AINU POLICY WATCH

――In Light of the U.N. Declaration on the Rights of Indigenous Peoples――

上の写真:ジュネーヴのサン-ピエール大聖堂からレマン湖を望む。

尋ねてみたかった質問集

 6月26日のシシムカ文化大学の講座にもし参加することができていたら、このような質問をしてみたかった。

 まず、篠田氏に対しては他にも多々あるが、多分その日の質問には出ないのではないかと想定した2つである。

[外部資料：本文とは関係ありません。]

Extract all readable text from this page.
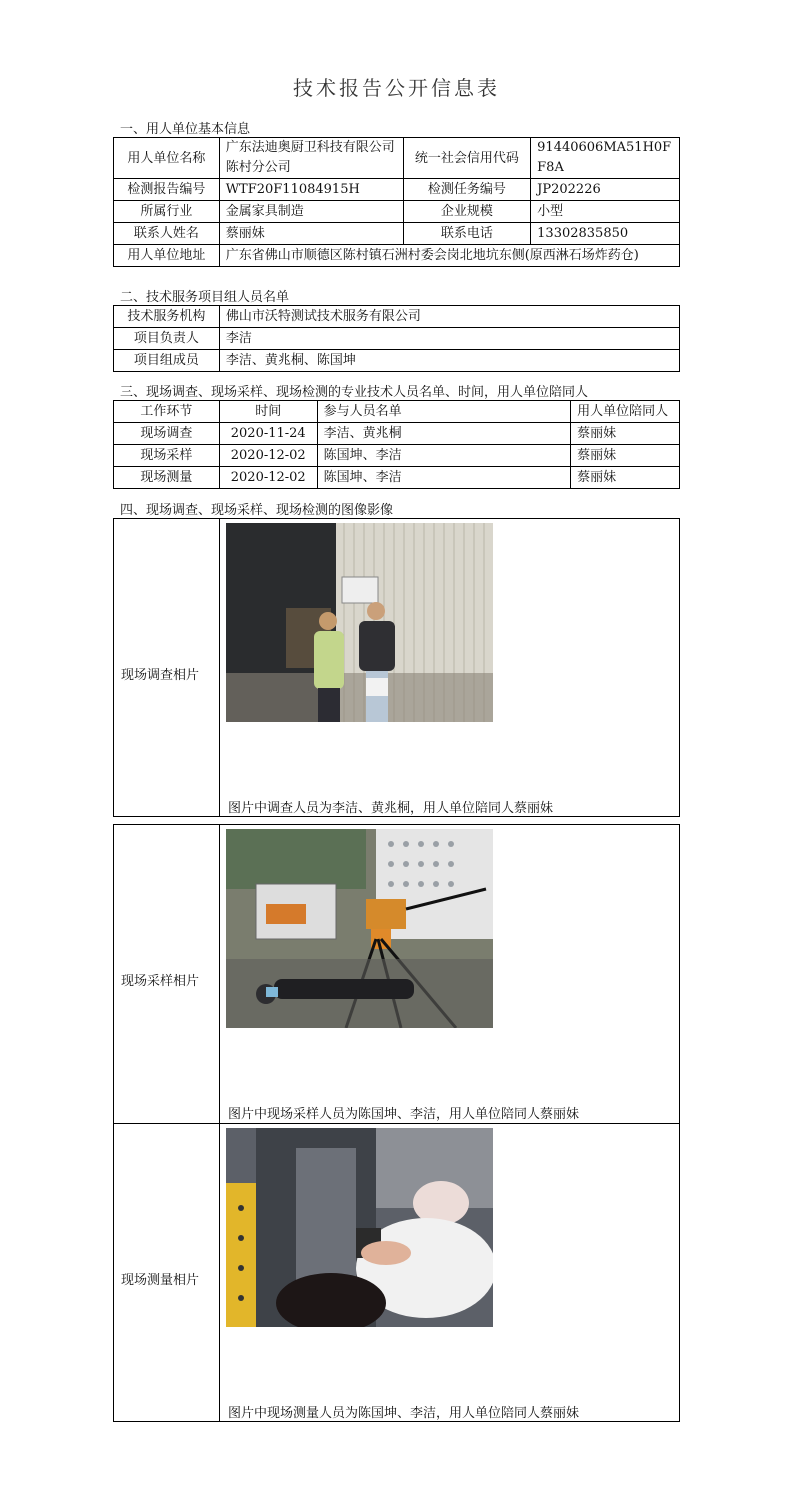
技术报告公开信息表
一、用人单位基本信息
用人单位名称	广东法迪奥厨卫科技有限公司陈村分公司	统一社会信用代码	91440606MA51H0FF8A
检测报告编号	WTF20F11084915H	检测任务编号	JP202226
所属行业	金属家具制造	企业规模	小型
联系人姓名	蔡丽妹	联系电话	13302835850
用人单位地址	广东省佛山市顺德区陈村镇石洲村委会岗北地坑东侧(原西淋石场炸药仓)		
二、技术服务项目组人员名单
技术服务机构	佛山市沃特测试技术服务有限公司
项目负责人	李洁
项目组成员	李洁、黄兆桐、陈国坤
三、现场调查、现场采样、现场检测的专业技术人员名单、时间，用人单位陪同人
工作环节	时间	参与人员名单	用人单位陪同人
现场调查	2020-11-24	李洁、黄兆桐	蔡丽妹
现场采样	2020-12-02	陈国坤、李洁	蔡丽妹
现场测量	2020-12-02	陈国坤、李洁	蔡丽妹
四、现场调查、现场采样、现场检测的图像影像
现场调查相片
图片中调查人员为李洁、黄兆桐，用人单位陪同人蔡丽妹
现场采样相片
图片中现场采样人员为陈国坤、李洁，用人单位陪同人蔡丽妹
现场测量相片
图片中现场测量人员为陈国坤、李洁，用人单位陪同人蔡丽妹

①現在は政策推進作業部会のメンバーでもある本田優子氏の著書でも一部明かされているが*1、平取では遺骨だけではなく、過去に血液や尿といった人体組織の採取が人類学者や医学者によって行われている。それらから得られたデータ、すなわちアイヌの「被験者」の遺伝情報がデータバンクに登録・保存されているのだろうと思われる。いま返還の焦点となっている近代~現代のアイヌ遺骨から得られる遺伝情報、そして既にDNA解析によって得られた遺伝情報も、データバンクに保存されていて、「人類の遺産」の名において世界の研究者間で共有されているのか。それには誰が、どのような手続きでアクセスできるのか。

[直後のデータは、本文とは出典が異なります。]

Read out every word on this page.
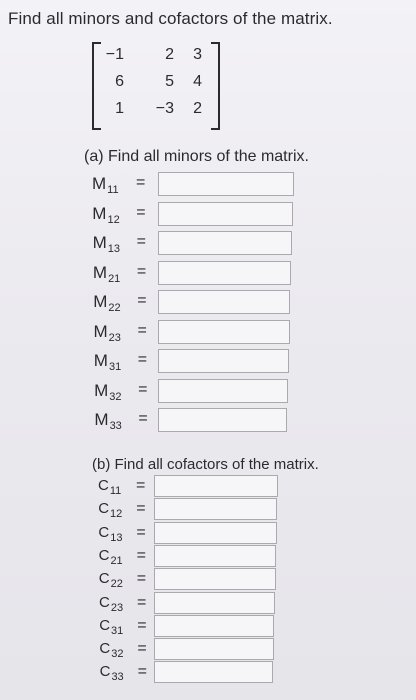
Find all minors and cofactors of the matrix.
−1	2	3
6	5	4
1	−3	2
(a) Find all minors of the matrix.
$M_{11}$ =
$M_{12}$ =
$M_{13}$ =
$M_{21}$ =
$M_{22}$ =
$M_{23}$ =
$M_{31}$ =
$M_{32}$ =
$M_{33}$ =
(b) Find all cofactors of the matrix.
$C_{11}$ =
$C_{12}$ =
$C_{13}$ =
$C_{21}$ =
$C_{22}$ =
$C_{23}$ =
$C_{31}$ =
$C_{32}$ =
$C_{33}$ =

②篠田氏自身は、他の研究者が採取したアイヌの血液などから得られたデータを利用した経験はないのか。①のデータ(情報)は、将来に別の研究者によって別の研究目的で自由に利用され得るようになっているのか。

 アイヌ民族全体の将来に関わる政策決定の場に出ておられる阿部氏への質問は、また後で。

P.S.:阿部氏に出してみたかった質問は大別して6つになってしまったが、ここには1つ前の記事で書いた2つの要点の残り、「ルーツ」を知るためとか「歴史の解明」とかのために奪取された遺骨の分子人類学的研究を進めるという、北海道アイヌ協会と篠田氏らによって表明されている正当化に関連する質問を1つだけ出しておく。残りは、後でここに収納しておくことにする。

 さて、阿部氏に聞いてみたかった質問:
アイヌの遺骨を篠田氏らの研究に提供する理由として、北海道アイヌ協会と篠田氏らは、アイヌ民族の「歴史を解明」するためであると説明されています。現在、欧米諸国をはじめ、多くの国々で人の遺骨(全般)を研究材料とすることの倫理的問題がさまざまな分野の研究者によって盛んに論じられ、遺骨ではなく他の人体試料(例えば、髪の毛や現代人の口腔内粘膜から採取されたDNA)を用いて遺伝人類学の研究が行われていて、顕著な成果を生んでいるようであります。
 仮に北海道アイヌ協会が、現代のアイヌ民族の祖先が太古の昔から北海道に住んでいたことを証明したいという「歴史の解明」、それだけが目的なのであれば、どうしてこれほどに物議を醸している「奪取された」同胞祖先の遺骨を研究材料とし続けることを選択するのでしょうか。例えば、「歴史の解明」という趣旨を広く説明した上で、アイヌ協会の総会の時や、各地域のアイヌ協会の総会の時に、同意を得られた同胞から髪の毛や頬の粘膜を採取することで「歴史の解明」を行なうという方法だってあるのではないでしょうか。もちろん、私は、これに問題がないと考えているわけでもありませんし、また、これを無条件で勧めているわけではありません。対比の例として挙げているわけですが、どうして北海道アイヌ協会が「人骨」/「奪取された遺骨」の研究にそれほどまでにこだわり続けねばならないのかということをお尋ねしたいのです。